The issue, at bottom,
is globalization. Brexit, Trump, the National Front, and so on show that
political elites have misjudged the depth of the anger at global forces and
thus the demand that someone, somehow, restore the status quo ante. It may seem
strange that the reaction has come today rather than immediately after the
economic crisis of 2008, but the ebbing of the crisis has led to a new sense of
stagnation. With prospects of flat growth in Europe and minimal income growth
in the United States, voters are rebelling against their dismal long-term
prospects. And globalization means culture as well as economics: Older people
whose familiar world is vanishing beneath a welter of foreign tongues and
multicultural celebrations are waving their fists at cosmopolitan elites. I was
recently in Poland, where a far-right party appealing to nationalism and
tradition has gained power despite years of undeniable prosperity under a
centrist regime. Supporters use the same words again and again to explain their
vote: “values and tradition.” They voted for Polishness against the modernity
of Western Europe.
Perhaps politics will
realign itself around the axis of globalization, with the fist-shakers on one
side and the pragmatists on the other. The nationalists would win the loyalty
of working-class and middle-class whites who see themselves as the defenders of
sovereignty. The reformed center would include the beneficiaries of
globalization and the poor and non-white and marginal citizens who recognize
that the celebration of national identity excludes them. (Watchman comment: Massa Traub, I doubt non-white, marginal citizens consider themselves beneficiaries of globalism. I think they view them as peasants working on and in a global feudal plantation for billionaire thugs like you Massa.
You want them to stoop and fetch Massa while you get paid to write your elite articles for the One World Government Council on Foreign Relations, The Center On International cooperation and the New York Times magazine. As Nigel Farage has said about people like you, I doubt you have ever had a real job where you had to sweat as in Asian sweat shop, a Middle East oil field, a railroad, unloading airplane baggage or casting metal in a foundry.)
Of
course, mainstream parties of both the left and the right are trying to reach
the angry nationalists. Sometimes this takes the form of gross truckling, as
when Nicolas Sarkozy, who is seeking to regain France’s presidency, denounces the “tyranny of minorities” and invokes the
“forever France” of an all-white past. From the left, Hillary Clinton has
jettisoned her free-trade past to appeal to union members and others who want
to protect national borders against the global market. But left and right
disagree so deeply about how best to cushion the effects of globalization, and
how to deal with the vast influx of refugees and migrants, that even the threat
of extremism may not be enough to bring them to make common cause.
The schism we see opening before us is not
just about policies, but about reality. The Brexit forces won because
cynical leaders were prepared to cater to voters’ paranoia, lying to them about
the dangers of immigration and the costs of membership in the EU. (Watchman comment: the voters weren't lied to, they were fed up Massa Traub. Hell, it is getting difficult to find an Englishman in London.) Some of those
leaders have already begun to admit that they were lying. Donald Trump
has, of course, set a new standard for disingenuousness and catering to voters’
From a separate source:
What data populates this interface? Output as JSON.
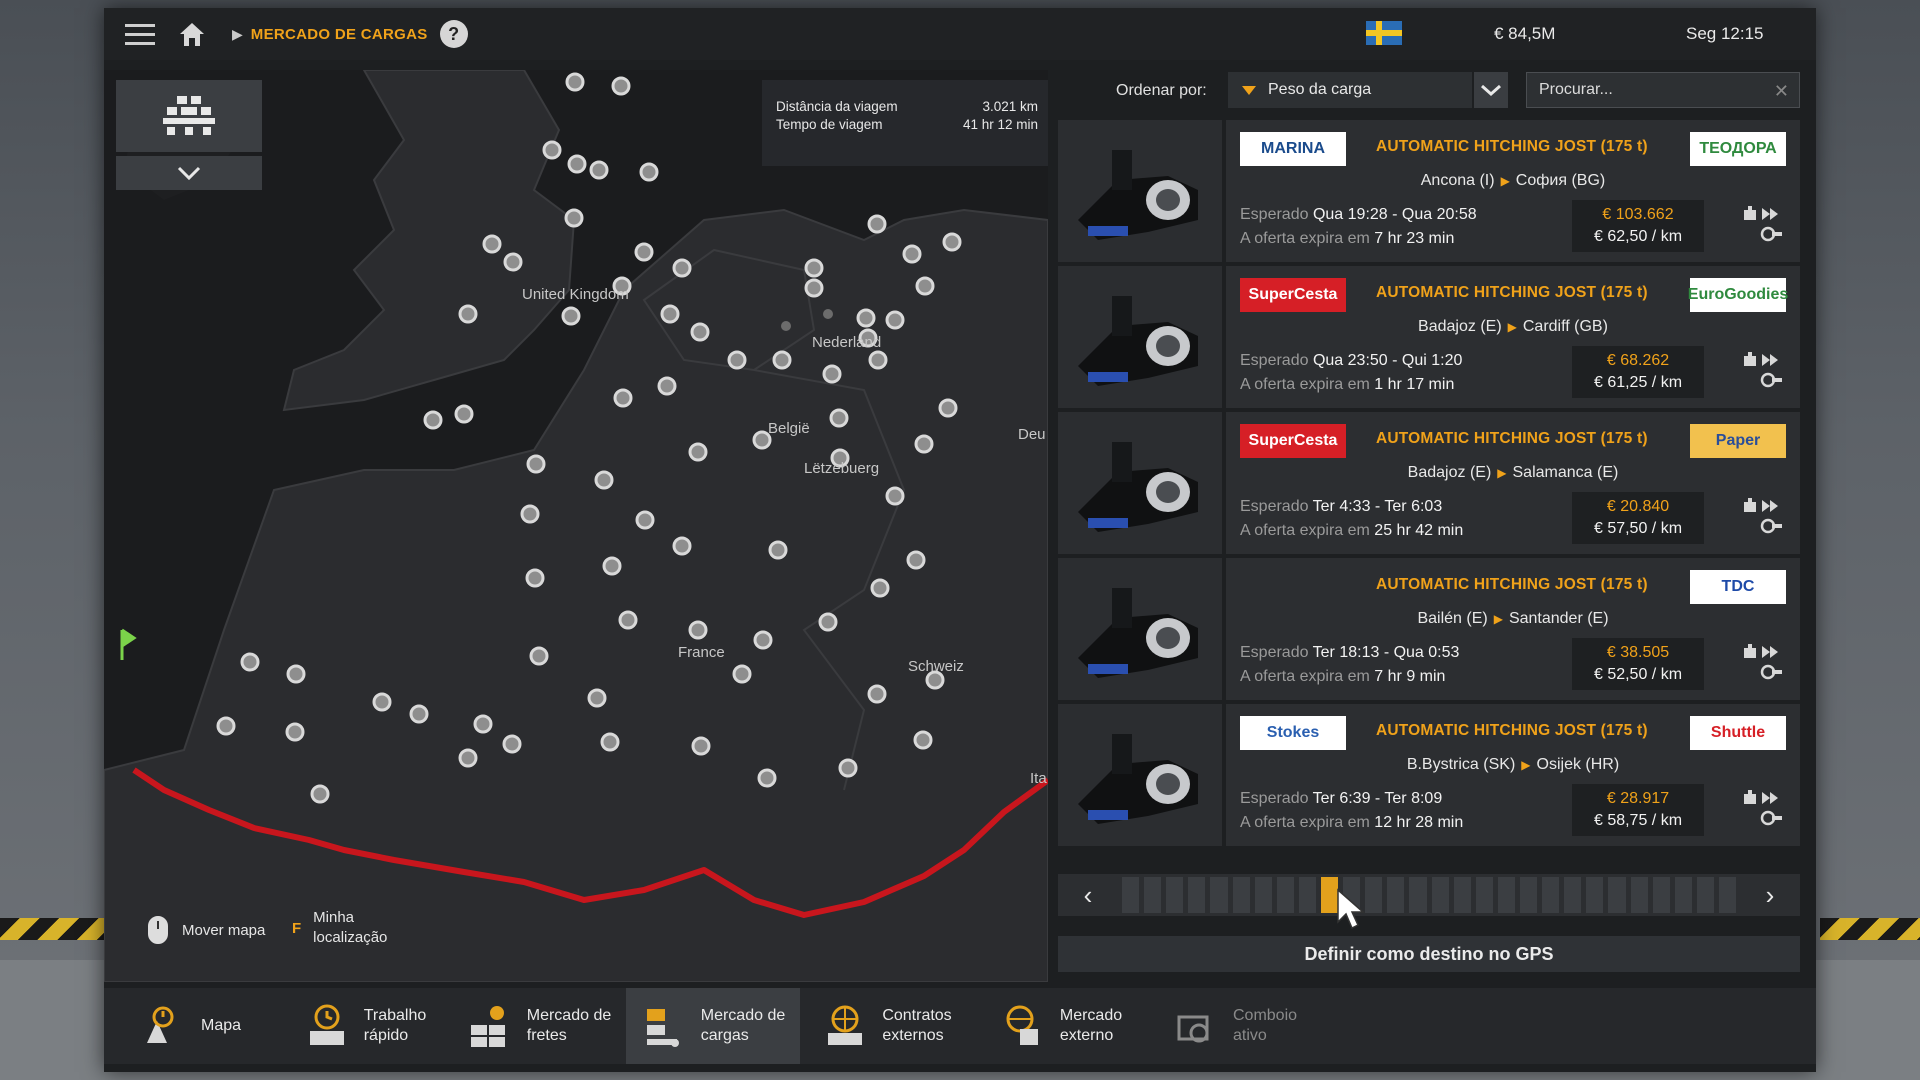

fears, whether over immigration or foreign trade or anything else he can think
of. Watchman comment: Oh, I guess O'bomber and Hillary don't lie! Give me a break Massa Traub.) The Republican Party, already rife with science-deniers and economic
reality-deniers, has thrown itself into the embrace of a man who fabricates
realities that ignorant people like to inhabit.
Did I say “ignorant”? Yes, I
did. It is necessary to say that people are deluded and that the task of
leadership is to un-delude them. Is that “elitist”? Maybe it is; maybe we have
become so inclined to celebrate the authenticity of all personal conviction
that it is now elitist to believe in reason, expertise, and the lessons of
history. If so, the party of accepting reality must be prepared to take on the
party of denying reality, and its enablers among those who know better. If that
is the coming realignment, we should embrace it.